[<prev] [next>] [<thread-prev] [thread-next>] [day] [month] [year] [list]
Message-ID: <CAEf4BzY=yBZH2Aad1hNcqCt51u0+SmNdkD6NfJRVMzF7DsvG+A@mail.gmail.com>
Date: Thu, 15 Apr 2021 13:45:06 -0700
From: Andrii Nakryiko <andrii.nakryiko@...il.com>
To: Steven Rostedt <rostedt@...dmis.org>
Cc: Jiri Olsa <jolsa@...hat.com>, Jiri Olsa <jolsa@...nel.org>,
Alexei Starovoitov <ast@...nel.org>,
Daniel Borkmann <daniel@...earbox.net>,
Andrii Nakryiko <andriin@...com>,
Networking <netdev@...r.kernel.org>, bpf <bpf@...r.kernel.org>,
Martin KaFai Lau <kafai@...com>,
Song Liu <songliubraving@...com>, Yonghong Song <yhs@...com>,
John Fastabend <john.fastabend@...il.com>,
KP Singh <kpsingh@...omium.org>, Daniel Xu <dxu@...uu.xyz>,
Jesper Brouer <jbrouer@...hat.com>,
Toke Høiland-Jørgensen <toke@...hat.com>,
Viktor Malik <vmalik@...hat.com>
Subject: Re: [PATCHv2 RFC bpf-next 0/7] bpf: Add support for ftrace probe
On Thu, Apr 15, 2021 at 8:10 AM Steven Rostedt <rostedt@...dmis.org> wrote:
>
> On Wed, 14 Apr 2021 15:46:49 -0700
> Andrii Nakryiko <andrii.nakryiko@...il.com> wrote:
>
> > On Wed, Apr 14, 2021 at 5:19 AM Jiri Olsa <jolsa@...hat.com> wrote:
> > >
> > > On Tue, Apr 13, 2021 at 06:04:05PM -0700, Andrii Nakryiko wrote:
> > > > On Tue, Apr 13, 2021 at 7:57 AM Jiri Olsa <jolsa@...nel.org> wrote:
> > > > >
> > > > > hi,
> > > > > sending another attempt on speeding up load of multiple probes
> > > > > for bpftrace and possibly other tools (first post in [1]).
> > > > >
> > > > > This patchset adds support to attach bpf program directly to
> > > > > ftrace probe as suggested by Steven and it speeds up loading
> > > > > for bpftrace commands like:
> > > > >
> > > > > # bpftrace -e 'kfunc:_raw_spin* { @[probe] = count(); }'
> > > > > # bpftrace -e 'kfunc:ksys_* { @[probe] = count(); }'
> > > > >
> > > > > Using ftrace with single bpf program for attachment to multiple
> > > > > functions is much faster than current approach, where we need to
> > > > > load and attach program for each probe function.
> > > > >
> > > >
> > > > Ok, so first of all, I think it's super important to allow fast
> > > > attachment of a single BPF program to multiple kernel functions (I
> > > > call it mass-attachment).
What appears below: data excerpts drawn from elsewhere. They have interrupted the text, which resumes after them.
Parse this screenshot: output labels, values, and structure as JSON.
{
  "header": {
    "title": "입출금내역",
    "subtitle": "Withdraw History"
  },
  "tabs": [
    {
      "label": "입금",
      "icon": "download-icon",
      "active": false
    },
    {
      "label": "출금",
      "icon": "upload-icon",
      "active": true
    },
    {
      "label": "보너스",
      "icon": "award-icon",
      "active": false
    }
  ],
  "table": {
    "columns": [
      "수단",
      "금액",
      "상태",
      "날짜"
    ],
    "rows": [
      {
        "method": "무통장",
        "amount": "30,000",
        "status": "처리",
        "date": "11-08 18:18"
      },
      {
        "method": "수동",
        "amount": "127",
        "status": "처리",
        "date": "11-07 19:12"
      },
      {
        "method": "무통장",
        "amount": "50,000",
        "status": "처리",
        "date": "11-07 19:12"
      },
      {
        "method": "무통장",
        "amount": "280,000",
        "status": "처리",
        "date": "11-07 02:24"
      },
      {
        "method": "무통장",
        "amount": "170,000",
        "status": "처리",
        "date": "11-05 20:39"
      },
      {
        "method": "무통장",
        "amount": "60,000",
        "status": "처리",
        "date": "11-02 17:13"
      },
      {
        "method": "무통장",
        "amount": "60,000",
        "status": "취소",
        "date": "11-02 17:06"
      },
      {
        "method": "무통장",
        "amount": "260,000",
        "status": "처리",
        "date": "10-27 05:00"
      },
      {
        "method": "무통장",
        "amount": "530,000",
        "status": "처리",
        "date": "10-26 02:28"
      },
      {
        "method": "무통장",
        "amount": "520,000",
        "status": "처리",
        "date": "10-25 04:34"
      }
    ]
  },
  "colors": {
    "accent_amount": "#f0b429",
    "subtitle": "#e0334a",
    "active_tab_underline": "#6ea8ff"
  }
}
I've been recently prototyping a tool
> > > > (retsnoop, [0]) that allows attaching fentry/fexit to multiple
> > > > functions, and not having this feature turned into lots of extra code
> > > > and slow startup/teardown speeds. So we should definitely fix that.
> > > >
> > > > But I think the approach you've taken is not the best one, even though
> > > > it's a good starting point for discussion.
> > > >
> > > > First, you are saying function return attachment support is missing,
> > > > but is not needed so far. I actually think that without func return
> > > > the whole feature is extremely limiting. Not being able to measure
> > > > function latency by tracking enter/exit events is crippling for tons
> > > > of useful applications. So I think this should go with both at the
> > > > same time.
> > > >
> > > > But guess what, we already have a good BPF infra (BPF trampoline and
> > > > fexit programs) that supports func exit tracing. Additionally, it
> > > > supports the ability to read input arguments *on function exit*, which
> > > > is something that kretprobe doesn't support and which is often a very
> > > > limiting restriction, necessitating complicated logic to trace
> > > > function entry just to store input arguments. It's a killer feature
> > > > and one that makes fexit so much more useful than kretprobe.
> > > >
> > > > The only problem is that currently we have a 1:1:1 relationship
> > > > between BPF trampoline, BPF program, and kernel function. I think we
> > > > should allow to have a single BPF program, using a single BPF
> > > > trampoline, but being able to attach to multiple kernel functions
> > > > (1:1:N). This will allow to validate BPF program once, allocate only
> > > > one dedicated BPF trampoline, and then (with appropriate attach API)
> > > > attach them in a batch mode.
> > >
> > > heya,
> > > I had some initial prototypes trying this way, but always ended up
> > > in complicated code, that's why I turned to ftrace_ops.
> > >
> > > let's see if it'll make any sense to you ;-)
> > >
> > > 1) so let's say we have extra trampoline for the program (which
> > > also seems a bit of waste since there will be just single record
> >
> > BPF trampoline does more than just calls BPF program. At the very
> > least it saves input arguments for fexit program to be able to access
> > it. But given it's one BPF trampoline attached to thousands of
> > functions, I don't see any problem there.
>
> Note, there's a whole infrastructure that does similar things in ftrace.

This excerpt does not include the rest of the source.